- Born: 30 November 1925 Birkhausen
- Died: 25 December 2010 (aged 85) Frankfurt am Main
- Education: Business administration
- Occupation: German tourism executive

= Herbert Haum =

German tourism executive (1925-2010)

Herbert Haum (born 30 November 1925 in Birkhausen; died 25 December 2010 in Frankfurt am Main) was a German tourism executive. He's known as a founding father of German tourism and the founder of health and wellness trips.

== Biography ==
Herbert Haum, the son of a glassblower from Birklingen, studied business administration in Munich and after his graduation, he began his career at Unilever in Hamburg.
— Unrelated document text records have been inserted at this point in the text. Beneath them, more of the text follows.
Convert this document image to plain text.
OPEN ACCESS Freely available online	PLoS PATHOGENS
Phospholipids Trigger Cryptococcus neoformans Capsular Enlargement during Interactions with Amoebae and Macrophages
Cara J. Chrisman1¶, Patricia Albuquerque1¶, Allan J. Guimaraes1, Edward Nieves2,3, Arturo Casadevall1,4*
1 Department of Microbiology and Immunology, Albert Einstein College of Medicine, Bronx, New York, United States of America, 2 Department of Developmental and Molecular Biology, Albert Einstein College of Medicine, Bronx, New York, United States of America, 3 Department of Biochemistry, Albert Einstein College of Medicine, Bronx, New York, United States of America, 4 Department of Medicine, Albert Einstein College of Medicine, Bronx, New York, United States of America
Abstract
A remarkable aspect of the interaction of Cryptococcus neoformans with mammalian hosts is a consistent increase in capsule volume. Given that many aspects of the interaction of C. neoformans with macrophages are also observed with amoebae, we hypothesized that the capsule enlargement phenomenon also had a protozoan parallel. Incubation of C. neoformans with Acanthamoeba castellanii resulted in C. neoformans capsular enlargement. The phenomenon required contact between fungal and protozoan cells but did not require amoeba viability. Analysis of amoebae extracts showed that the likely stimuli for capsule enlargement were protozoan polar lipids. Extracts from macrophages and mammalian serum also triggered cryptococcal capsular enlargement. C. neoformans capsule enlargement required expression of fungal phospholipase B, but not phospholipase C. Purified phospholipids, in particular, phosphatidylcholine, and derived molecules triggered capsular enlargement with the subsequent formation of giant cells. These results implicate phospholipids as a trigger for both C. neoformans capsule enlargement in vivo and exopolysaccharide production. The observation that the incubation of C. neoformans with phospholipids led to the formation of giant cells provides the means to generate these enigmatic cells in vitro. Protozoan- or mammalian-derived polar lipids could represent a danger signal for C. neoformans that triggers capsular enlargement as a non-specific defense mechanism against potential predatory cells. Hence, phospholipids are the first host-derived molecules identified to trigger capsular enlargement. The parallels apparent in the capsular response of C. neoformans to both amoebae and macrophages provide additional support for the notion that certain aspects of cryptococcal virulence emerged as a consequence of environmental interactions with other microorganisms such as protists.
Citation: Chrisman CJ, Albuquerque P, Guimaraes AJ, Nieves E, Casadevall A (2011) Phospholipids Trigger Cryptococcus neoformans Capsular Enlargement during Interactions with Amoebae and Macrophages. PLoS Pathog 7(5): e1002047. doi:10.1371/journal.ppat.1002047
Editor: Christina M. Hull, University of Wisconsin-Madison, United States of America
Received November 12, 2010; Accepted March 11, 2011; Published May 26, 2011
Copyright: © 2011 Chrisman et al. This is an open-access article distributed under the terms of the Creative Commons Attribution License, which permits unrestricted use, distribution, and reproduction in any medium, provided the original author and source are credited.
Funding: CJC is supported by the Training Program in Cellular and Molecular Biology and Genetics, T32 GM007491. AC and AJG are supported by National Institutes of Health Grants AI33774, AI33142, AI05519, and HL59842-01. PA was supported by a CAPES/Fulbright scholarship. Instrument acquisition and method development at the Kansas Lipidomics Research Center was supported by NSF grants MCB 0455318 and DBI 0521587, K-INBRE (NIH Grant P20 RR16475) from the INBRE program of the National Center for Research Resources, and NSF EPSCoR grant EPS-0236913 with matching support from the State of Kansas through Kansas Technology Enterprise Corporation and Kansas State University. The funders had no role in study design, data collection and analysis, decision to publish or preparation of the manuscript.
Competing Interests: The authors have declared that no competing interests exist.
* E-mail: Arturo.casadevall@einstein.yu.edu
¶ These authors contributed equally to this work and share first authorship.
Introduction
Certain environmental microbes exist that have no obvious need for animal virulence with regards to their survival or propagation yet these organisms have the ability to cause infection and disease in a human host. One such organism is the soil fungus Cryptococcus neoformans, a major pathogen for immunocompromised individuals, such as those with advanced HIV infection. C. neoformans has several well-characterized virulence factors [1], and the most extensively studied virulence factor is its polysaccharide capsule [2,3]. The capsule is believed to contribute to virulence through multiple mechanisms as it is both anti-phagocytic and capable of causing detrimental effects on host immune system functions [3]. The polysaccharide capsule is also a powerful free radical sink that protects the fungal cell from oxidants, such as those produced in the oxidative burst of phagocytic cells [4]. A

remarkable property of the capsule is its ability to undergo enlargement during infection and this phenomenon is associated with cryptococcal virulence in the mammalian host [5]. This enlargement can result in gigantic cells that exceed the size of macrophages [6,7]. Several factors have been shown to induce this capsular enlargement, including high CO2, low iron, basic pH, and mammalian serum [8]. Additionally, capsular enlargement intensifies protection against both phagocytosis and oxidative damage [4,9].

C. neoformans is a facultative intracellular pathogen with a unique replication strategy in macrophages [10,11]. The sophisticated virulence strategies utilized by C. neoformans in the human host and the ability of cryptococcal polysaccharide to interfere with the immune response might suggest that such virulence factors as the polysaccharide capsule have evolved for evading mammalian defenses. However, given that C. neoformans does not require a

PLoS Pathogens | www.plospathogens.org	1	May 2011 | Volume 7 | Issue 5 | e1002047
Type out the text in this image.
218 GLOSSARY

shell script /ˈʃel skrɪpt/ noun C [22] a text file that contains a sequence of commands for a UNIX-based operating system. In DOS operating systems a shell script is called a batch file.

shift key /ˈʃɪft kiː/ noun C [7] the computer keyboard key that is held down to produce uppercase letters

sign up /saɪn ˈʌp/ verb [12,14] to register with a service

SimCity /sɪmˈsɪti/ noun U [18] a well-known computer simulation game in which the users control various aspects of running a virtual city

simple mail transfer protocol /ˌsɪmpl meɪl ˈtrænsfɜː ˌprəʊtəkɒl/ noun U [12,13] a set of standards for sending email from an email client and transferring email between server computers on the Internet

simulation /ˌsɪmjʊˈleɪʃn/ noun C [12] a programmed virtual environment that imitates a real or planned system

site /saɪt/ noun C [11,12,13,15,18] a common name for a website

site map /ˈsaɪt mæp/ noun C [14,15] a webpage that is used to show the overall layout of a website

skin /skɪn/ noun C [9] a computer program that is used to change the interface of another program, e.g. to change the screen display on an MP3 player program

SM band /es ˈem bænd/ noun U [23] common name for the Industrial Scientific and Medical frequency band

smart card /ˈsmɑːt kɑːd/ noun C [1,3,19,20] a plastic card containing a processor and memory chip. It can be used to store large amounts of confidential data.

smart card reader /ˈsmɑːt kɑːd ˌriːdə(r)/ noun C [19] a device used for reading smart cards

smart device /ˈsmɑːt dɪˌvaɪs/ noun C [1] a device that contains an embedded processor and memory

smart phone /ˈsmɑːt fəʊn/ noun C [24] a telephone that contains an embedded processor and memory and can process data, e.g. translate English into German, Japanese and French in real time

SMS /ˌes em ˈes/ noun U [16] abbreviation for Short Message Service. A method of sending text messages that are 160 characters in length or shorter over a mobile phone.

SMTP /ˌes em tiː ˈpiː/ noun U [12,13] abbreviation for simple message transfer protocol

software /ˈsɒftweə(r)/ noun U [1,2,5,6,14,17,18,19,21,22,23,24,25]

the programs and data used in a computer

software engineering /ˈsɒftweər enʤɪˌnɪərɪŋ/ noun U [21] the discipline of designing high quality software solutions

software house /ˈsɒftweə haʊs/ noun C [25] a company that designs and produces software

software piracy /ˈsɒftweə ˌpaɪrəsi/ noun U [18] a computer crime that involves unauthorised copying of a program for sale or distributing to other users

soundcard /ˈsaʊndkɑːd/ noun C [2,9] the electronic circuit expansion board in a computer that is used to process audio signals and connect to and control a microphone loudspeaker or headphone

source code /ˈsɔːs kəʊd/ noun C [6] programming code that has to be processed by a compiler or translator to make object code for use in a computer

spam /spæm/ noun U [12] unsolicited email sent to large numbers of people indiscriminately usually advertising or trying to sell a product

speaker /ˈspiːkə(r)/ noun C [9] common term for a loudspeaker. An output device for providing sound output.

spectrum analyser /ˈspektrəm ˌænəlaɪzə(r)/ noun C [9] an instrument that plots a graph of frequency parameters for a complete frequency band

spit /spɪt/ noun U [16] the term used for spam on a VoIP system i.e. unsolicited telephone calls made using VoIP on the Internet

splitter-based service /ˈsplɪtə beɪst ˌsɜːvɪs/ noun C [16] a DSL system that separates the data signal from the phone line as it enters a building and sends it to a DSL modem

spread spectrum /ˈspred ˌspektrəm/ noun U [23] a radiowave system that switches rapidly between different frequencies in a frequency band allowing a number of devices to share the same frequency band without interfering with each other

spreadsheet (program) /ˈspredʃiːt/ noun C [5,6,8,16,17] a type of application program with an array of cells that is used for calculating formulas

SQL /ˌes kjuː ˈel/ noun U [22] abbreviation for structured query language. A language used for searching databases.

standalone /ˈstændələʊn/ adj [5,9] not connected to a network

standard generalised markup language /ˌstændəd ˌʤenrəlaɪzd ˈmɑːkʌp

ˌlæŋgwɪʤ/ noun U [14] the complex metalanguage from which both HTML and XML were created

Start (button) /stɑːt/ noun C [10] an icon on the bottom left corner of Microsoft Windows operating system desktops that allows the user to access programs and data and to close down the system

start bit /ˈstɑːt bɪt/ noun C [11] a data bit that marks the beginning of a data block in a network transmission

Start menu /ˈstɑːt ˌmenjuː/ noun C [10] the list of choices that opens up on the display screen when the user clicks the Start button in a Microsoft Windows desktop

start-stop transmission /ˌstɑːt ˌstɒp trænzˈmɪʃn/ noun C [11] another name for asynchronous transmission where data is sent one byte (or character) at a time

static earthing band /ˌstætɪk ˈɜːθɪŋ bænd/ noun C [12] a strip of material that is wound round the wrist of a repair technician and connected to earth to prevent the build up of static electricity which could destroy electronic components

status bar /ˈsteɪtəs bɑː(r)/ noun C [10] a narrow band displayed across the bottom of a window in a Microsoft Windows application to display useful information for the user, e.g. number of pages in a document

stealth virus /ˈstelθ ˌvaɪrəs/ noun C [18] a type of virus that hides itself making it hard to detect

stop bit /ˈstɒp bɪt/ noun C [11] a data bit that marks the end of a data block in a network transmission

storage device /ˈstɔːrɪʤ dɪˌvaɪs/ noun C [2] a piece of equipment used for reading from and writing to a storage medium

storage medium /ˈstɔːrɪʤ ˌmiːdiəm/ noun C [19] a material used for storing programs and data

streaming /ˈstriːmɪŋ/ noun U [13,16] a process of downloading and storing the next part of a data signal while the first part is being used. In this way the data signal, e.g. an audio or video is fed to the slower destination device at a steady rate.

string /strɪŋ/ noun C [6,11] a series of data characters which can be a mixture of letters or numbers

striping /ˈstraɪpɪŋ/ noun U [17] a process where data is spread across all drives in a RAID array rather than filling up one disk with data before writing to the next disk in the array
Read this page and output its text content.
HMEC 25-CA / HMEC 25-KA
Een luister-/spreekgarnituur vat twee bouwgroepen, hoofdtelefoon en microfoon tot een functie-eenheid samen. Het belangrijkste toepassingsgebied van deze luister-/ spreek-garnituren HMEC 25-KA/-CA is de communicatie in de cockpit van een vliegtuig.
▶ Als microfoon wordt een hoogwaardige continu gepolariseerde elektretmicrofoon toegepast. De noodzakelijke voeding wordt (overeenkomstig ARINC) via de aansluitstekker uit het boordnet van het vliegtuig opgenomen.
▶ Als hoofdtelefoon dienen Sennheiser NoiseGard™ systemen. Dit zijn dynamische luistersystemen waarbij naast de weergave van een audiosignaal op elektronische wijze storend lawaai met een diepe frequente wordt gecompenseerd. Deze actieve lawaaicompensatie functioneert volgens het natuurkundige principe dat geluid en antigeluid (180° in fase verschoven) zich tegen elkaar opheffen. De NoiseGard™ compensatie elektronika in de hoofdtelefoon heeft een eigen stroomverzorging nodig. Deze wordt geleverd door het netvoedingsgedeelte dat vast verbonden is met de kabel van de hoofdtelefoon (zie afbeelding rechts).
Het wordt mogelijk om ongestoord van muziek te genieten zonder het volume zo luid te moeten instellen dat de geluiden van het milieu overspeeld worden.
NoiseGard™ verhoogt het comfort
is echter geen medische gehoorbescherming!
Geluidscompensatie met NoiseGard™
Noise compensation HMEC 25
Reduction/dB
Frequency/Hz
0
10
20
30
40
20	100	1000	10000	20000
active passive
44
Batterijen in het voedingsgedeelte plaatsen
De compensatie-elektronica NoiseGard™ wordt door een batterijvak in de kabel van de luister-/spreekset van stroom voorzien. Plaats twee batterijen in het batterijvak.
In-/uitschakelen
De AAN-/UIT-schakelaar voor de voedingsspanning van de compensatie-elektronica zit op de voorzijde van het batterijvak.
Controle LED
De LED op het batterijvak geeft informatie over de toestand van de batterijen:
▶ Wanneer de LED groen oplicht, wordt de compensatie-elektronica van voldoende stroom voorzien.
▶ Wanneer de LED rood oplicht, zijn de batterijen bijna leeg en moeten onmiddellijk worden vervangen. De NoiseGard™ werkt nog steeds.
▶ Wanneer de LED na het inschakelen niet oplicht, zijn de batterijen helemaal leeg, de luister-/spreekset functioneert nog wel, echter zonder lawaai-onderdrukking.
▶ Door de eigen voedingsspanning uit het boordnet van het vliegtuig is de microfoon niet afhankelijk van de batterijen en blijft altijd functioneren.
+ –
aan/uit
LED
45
In 1964, he became an executive for Neckermann Reisen, which is known today as Thomas Cook and which became a pioneer for cheap vacation flights under his leadership. He was dismissed by Peter Neckermann, son of the company's founder, Josef Neckermann, in 1968. In 1970, Haum contributed significantly to the founding of travel business ITS Reisen for Kaufhof AG, and finally, in 1975, he founded his own travel business, the FIT Reisen Gesellschaft für gesundes Reisen mbh (engl. FIT Travel Company for Healthy Travel), with which he laid the foundation for health and wellness trips. Due to some difficult health complications, Herbert Haum had to withdraw from company leadership in 2005, and died in Frankfurt am Main towards the end of 2010

The company remained under family ownership until 2009.